MacEachern launches the book with a description of his visit to the cemetery where an oversized headstone records Jackson’s unimaginable loss. But his focus is on the fire and its impact — as well as the lessons and warnings for our time of climate crisis.
The cause of the fire was never determined and, at this distance in time, is unknowable. A lumbermen’s campfire or a lightning strike may have been the culprit. But extreme weather of the kind that has become all-too-common ensured the fire’s apocalyptic size and rapid spread. A prolonged heat wave in eastern North America had spilled into the fall of 1825; by that October, the region’s parched forests were baking under what one newspaper termed “the burning sun of a second summer.” With even one spark, hurricane-strength winds were enough to do the rest.
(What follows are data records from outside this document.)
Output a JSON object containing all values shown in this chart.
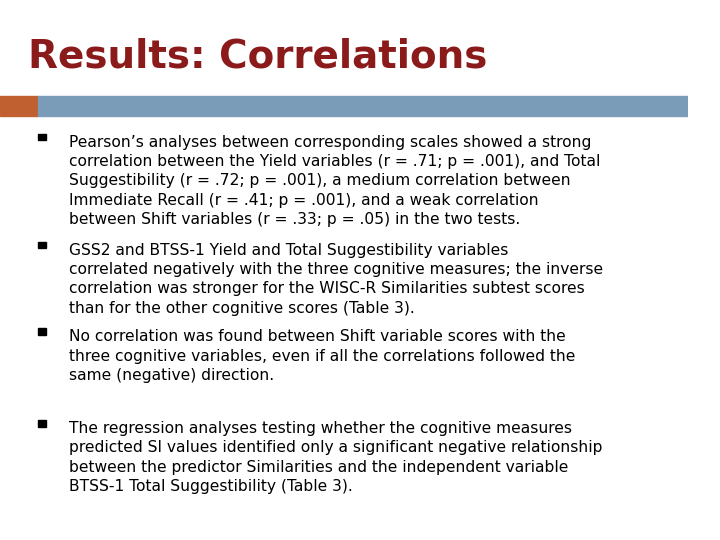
{
  "title": "Results: Correlations",
  "title_color": "#8B1A1A",
  "title_fontsize": 28,
  "title_font": "DejaVu Sans",
  "background_color": "#FFFFFF",
  "header_bar_color": "#7B9CB8",
  "header_bar_left_color": "#C06030",
  "bullet_color": "#000000",
  "bullet_fontsize": 11.2,
  "bullets": [
    "Pearson’s analyses between corresponding scales showed a strong\ncorrelation between the Yield variables (r = .71; p = .001), and Total\nSuggestibility (r = .72; p = .001), a medium correlation between\nImmediate Recall (r = .41; p = .001), and a weak correlation\nbetween Shift variables (r = .33; p = .05) in the two tests.",
    "GSS2 and BTSS-1 Yield and Total Suggestibility variables\ncorrelated negatively with the three cognitive measures; the inverse\ncorrelation was stronger for the WISC-R Similarities subtest scores\nthan for the other cognitive scores (Table 3).",
    "No correlation was found between Shift variable scores with the\nthree cognitive variables, even if all the correlations followed the\nsame (negative) direction.",
    "The regression analyses testing whether the cognitive measures\npredicted SI values identified only a significant negative relationship\nbetween the predictor Similarities and the independent variable\nBTSS-1 Total Suggestibility (Table 3)."
  ]
}
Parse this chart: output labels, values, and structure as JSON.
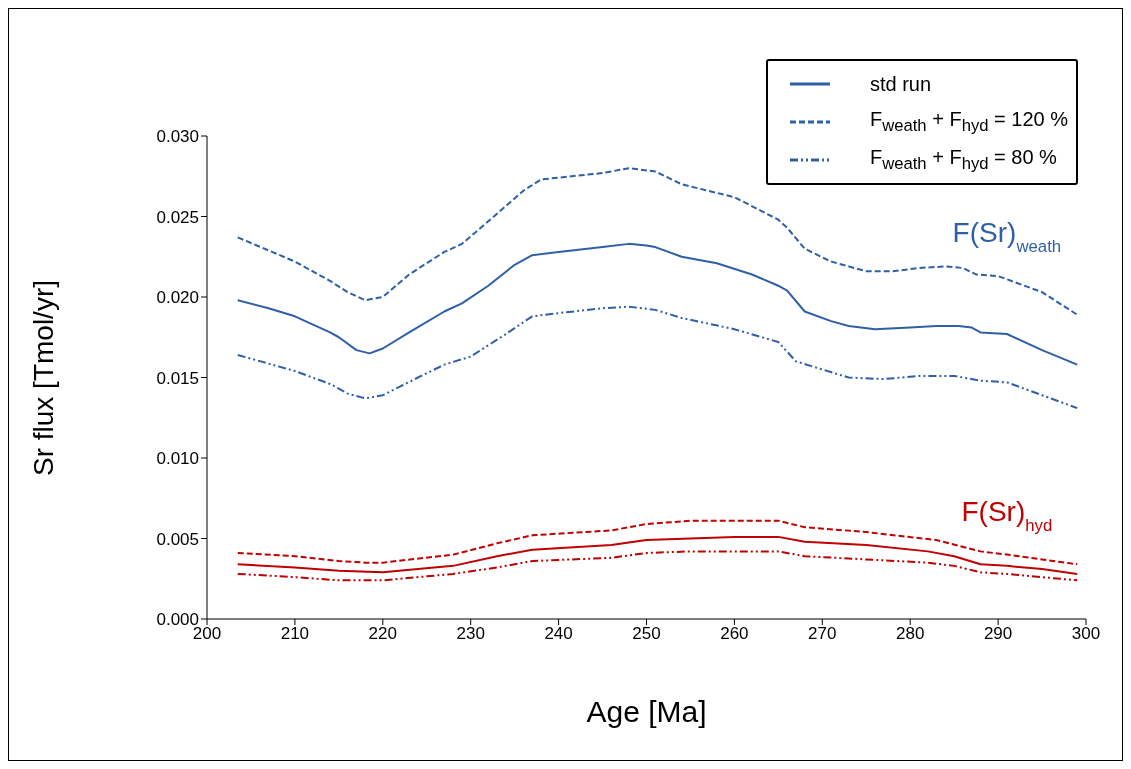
{
  "chart_data": {
    "type": "line",
    "xlabel": "Age [Ma]",
    "ylabel": "Sr flux [Tmol/yr]",
    "xlim": [
      200,
      300
    ],
    "xticks": [
      200,
      210,
      220,
      230,
      240,
      250,
      260,
      270,
      280,
      290,
      300
    ],
    "ylim": [
      0,
      0.03
    ],
    "yticks": [
      {
        "value": 0,
        "label": "0.000"
      },
      {
        "value": 0.005,
        "label": "0.005"
      },
      {
        "value": 0.01,
        "label": "0.010"
      },
      {
        "value": 0.015,
        "label": "0.015"
      },
      {
        "value": 0.02,
        "label": "0.020"
      },
      {
        "value": 0.025,
        "label": "0.025"
      },
      {
        "value": 0.03,
        "label": "0.030"
      }
    ],
    "grid": false,
    "legend": "top right",
    "marker": "none",
    "series": [
      {
        "name": "std run",
        "color": "#2e5fa8",
        "line_style": "solid",
        "x": [
          203.5,
          207,
          210,
          214,
          215,
          217,
          218.5,
          220,
          223,
          227,
          229,
          232,
          235,
          237,
          240,
          245,
          248,
          250,
          251,
          254,
          258,
          262,
          265,
          266,
          268,
          271,
          273,
          276,
          280,
          283,
          285.5,
          287,
          288,
          291,
          295,
          299
        ],
        "values": [
          0.0198,
          0.0193,
          0.0188,
          0.0178,
          0.0175,
          0.0167,
          0.0165,
          0.0168,
          0.0178,
          0.0191,
          0.0196,
          0.0207,
          0.022,
          0.0226,
          0.0228,
          0.0231,
          0.0233,
          0.0232,
          0.0231,
          0.0225,
          0.0221,
          0.0214,
          0.0207,
          0.0204,
          0.0191,
          0.0185,
          0.0182,
          0.018,
          0.0181,
          0.0182,
          0.0182,
          0.0181,
          0.0178,
          0.0177,
          0.0167,
          0.0158
        ]
      },
      {
        "name": "F$_{weath}$ + F$_{hyd}$ = 120 %",
        "color": "#2e5fa8",
        "line_style": "dashed",
        "x": [
          203.5,
          210,
          214,
          216,
          218,
          220,
          223,
          227,
          229,
          232,
          236,
          238,
          245,
          248,
          251,
          254,
          260,
          265,
          266,
          268,
          271,
          275,
          278,
          281,
          284,
          286,
          287.5,
          290,
          295,
          299
        ],
        "values": [
          0.0237,
          0.0222,
          0.021,
          0.0203,
          0.0198,
          0.02,
          0.0214,
          0.0228,
          0.0233,
          0.0247,
          0.0266,
          0.0273,
          0.0277,
          0.028,
          0.0278,
          0.027,
          0.0262,
          0.0248,
          0.0243,
          0.023,
          0.0222,
          0.0216,
          0.0216,
          0.0218,
          0.0219,
          0.0218,
          0.0214,
          0.0213,
          0.0203,
          0.0189
        ]
      },
      {
        "name": "F$_{weath}$ + F$_{hyd}$ = 80 %",
        "color": "#2e5fa8",
        "line_style": "dotted",
        "x": [
          203.5,
          210,
          214,
          216,
          218,
          220,
          224,
          227,
          230,
          234,
          237,
          240,
          245,
          248,
          251,
          254,
          260,
          265,
          267,
          270,
          273,
          277,
          281,
          285,
          288,
          291,
          295,
          299
        ],
        "values": [
          0.0164,
          0.0154,
          0.0146,
          0.014,
          0.0137,
          0.0139,
          0.015,
          0.0158,
          0.0163,
          0.0177,
          0.0188,
          0.019,
          0.0193,
          0.0194,
          0.0192,
          0.0187,
          0.018,
          0.0172,
          0.016,
          0.0155,
          0.015,
          0.0149,
          0.0151,
          0.0151,
          0.0148,
          0.0147,
          0.0139,
          0.0131
        ]
      },
      {
        "color": "#c00000",
        "line_style": "solid",
        "x": [
          203.5,
          210,
          215,
          220,
          228,
          233,
          237,
          246,
          250,
          255,
          260,
          265,
          268,
          275,
          282,
          285,
          288,
          291,
          295,
          299
        ],
        "values": [
          0.0034,
          0.0032,
          0.003,
          0.0029,
          0.0033,
          0.0039,
          0.0043,
          0.0046,
          0.0049,
          0.005,
          0.0051,
          0.0051,
          0.0048,
          0.0046,
          0.0042,
          0.0039,
          0.0034,
          0.0033,
          0.0031,
          0.0028
        ]
      },
      {
        "color": "#c00000",
        "line_style": "dashed",
        "x": [
          203.5,
          210,
          215,
          218,
          220,
          228,
          233,
          237,
          246,
          250,
          255,
          260,
          265,
          268,
          275,
          283,
          288,
          291,
          299
        ],
        "values": [
          0.0041,
          0.0039,
          0.0036,
          0.0035,
          0.0035,
          0.004,
          0.0047,
          0.0052,
          0.0055,
          0.0059,
          0.0061,
          0.0061,
          0.0061,
          0.0057,
          0.0054,
          0.0049,
          0.0042,
          0.004,
          0.0034
        ]
      },
      {
        "color": "#c00000",
        "line_style": "dotted",
        "x": [
          203.5,
          210,
          215,
          220,
          228,
          233,
          237,
          246,
          250,
          255,
          265,
          268,
          275,
          282,
          285,
          288,
          291,
          299
        ],
        "values": [
          0.0028,
          0.0026,
          0.0024,
          0.0024,
          0.0028,
          0.0032,
          0.0036,
          0.0038,
          0.0041,
          0.0042,
          0.0042,
          0.0039,
          0.0037,
          0.0035,
          0.0033,
          0.0029,
          0.0028,
          0.0024
        ]
      }
    ],
    "annotations": [
      "F(Sr)$_{weath}$",
      "F(Sr)$_{hyd}$"
    ]
  }
}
MacEachern is a reliable and sometimes entertaining narrator as he pops into the story here and there with asides, interpretations, and explanations. A chapter focused on the spread and extent of the fire is playfully entitled “Leafs vs Flames.” While this is serious academic history delivered with the gravitas the subject deserves, such devices help the author to engage readers as he presents his analyses and findings.
And there is a message for residents of Eastern Canada, a region that has recently been spared disasters such as the Fort McMurray, Alberta, fire of 2016: Rising temperatures mean less forest diversity and trees that face further onslaughts of insects and disease. MacEachern warns us that “we may be blind to the change that is coming and is already here” — as blind as the victims of the 1825 Miramichi Fire.